Um dia depois do Grupo de Contacto Internacional para a Venezuela ter pedido, na sua primeira reunião, no Uruguai, ao Governo de Nicolás Maduro que convoque «eleições livres e democráticas», o Executivo venezuelano reagiu com pau e cenoura. Diosdado Cabello, número dois do partido no poder, alertou os países que pedem o reconhecimento de Juan Guaidó como Presidente interino, incluindo Portugal, que estão a «pôr em perigo os seus concidadãos». O Presidente da Venezuela optava pela via apaziguadora: «Estou pronto e disposto a receber qualquer enviado do Grupo de Contacto», afirmou em conferência de imprensa.

«Seja bem-vindo o Grupo de Contacto da União Europeia, embora lhes digo desde já que estou totalmente em desacordo com a parcialidade e a ideologização em que caíram», disse o chefe de Estado aos jornalistas em Caracas. Maduro garantiu estar «preparado para dialogar onde seja, quando seja e seja com quem for», quer «pessoalmente, de forma direta» ou através de «enviados especiais».

Um tom conciliador bem diferente do utilizado por Diosdado Cabello, presidente da Assembleia Constituinte, que alertou Portugal e Espanha e as suas comunidades imigrantes na Venezuela para o perigo que correm. «Governos como o de Espanha e Portugal, que abertamente apelam à intervenção militar na Venezuela e que são capazes de reconhecer um indivíduo que, segundo eles, é Presidente, e que pedem o seu reconhecimento e pensam que podem fazer um ultimato à Venezuela, estão a pôr em perigo a vida dos cidadãos portugueses e espanhóis», afirmou Cabello. «Não há bombas que digam ‘esta bomba só mata os chavistas’», explicou, porque «quando os Estados Unidos decidem bombardear as populações, não tem escrúpulos em relação a isso».

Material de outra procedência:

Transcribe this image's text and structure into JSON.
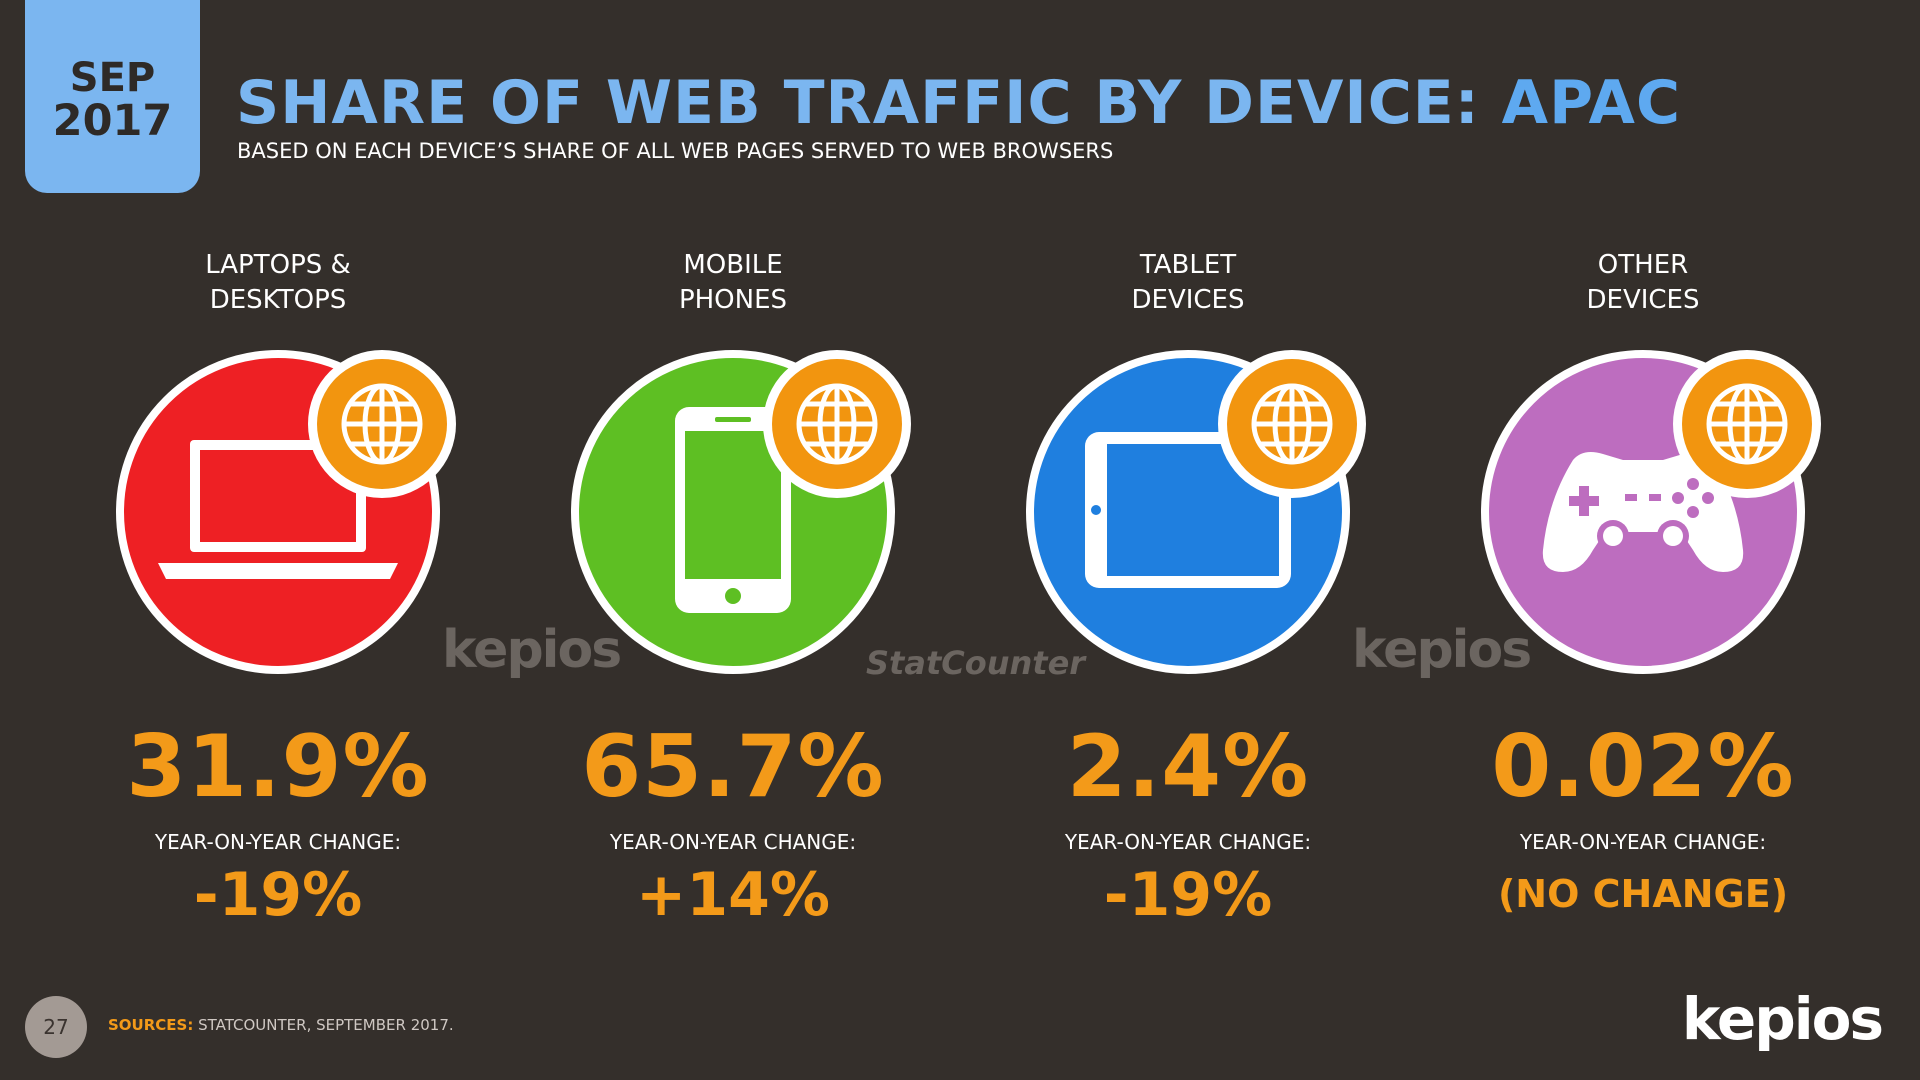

Para o Governo de Maduro, a reunião do Grupo Contacto acabou por não resultar num aliviar da tensão, tal como esperavam. México e Bolívia, que promoviam uma agenda mais branda para o Executivo venezuelano, acabaram por ficar isolados na reunião do Uruguai, não assinando mesmo a declaração final. Andrés Manuel López Obrador e Evo Morales pretendiam que a UE, e particularmente Portugal e Espanha, que são quem maiores comunidades imigrantes têm no país, alinhassem num apelo sem condições ao diálogo entre Maduro e Guaidó, o autoproclamado Presidente interino (reconhecido por mais de 40 países). A maioria dos presentes, entre eles Portugal, não prescindiu da exigência de novas eleições.

O Mecanismo de Montevideu, proposto por Bolívia e México, desdobrava-se em quatro etapas: 1) início do diálogo e fixação de condições; 2) negociação; 3) compromisso e assinatura de acordos; 4) concretização dos acordos com acompanhamento internacional. Como em nenhum momento falava em eleições, foi rejeitado pelos outros países presentes e por Federica Mogherini, a chefe da diplomacia da UE.

O Grupo de Contacto acabou por dar ênfase, na sua declaração final, às eleições e ao respeito pelos poderes da Assembleia Nacional, de que Guaidó é presidente. «E é também muito importante que a declaração política desta reunião diga expressamente que nós afastamos, como solução justificável, qualquer uso da força, qualquer violência, seja ela provocada internamente ou externamente», sublinhou o ministro dos Negócios Estrangeiros português, Augusto Santos Silva, à saída da reunião, citado pela Antena 1.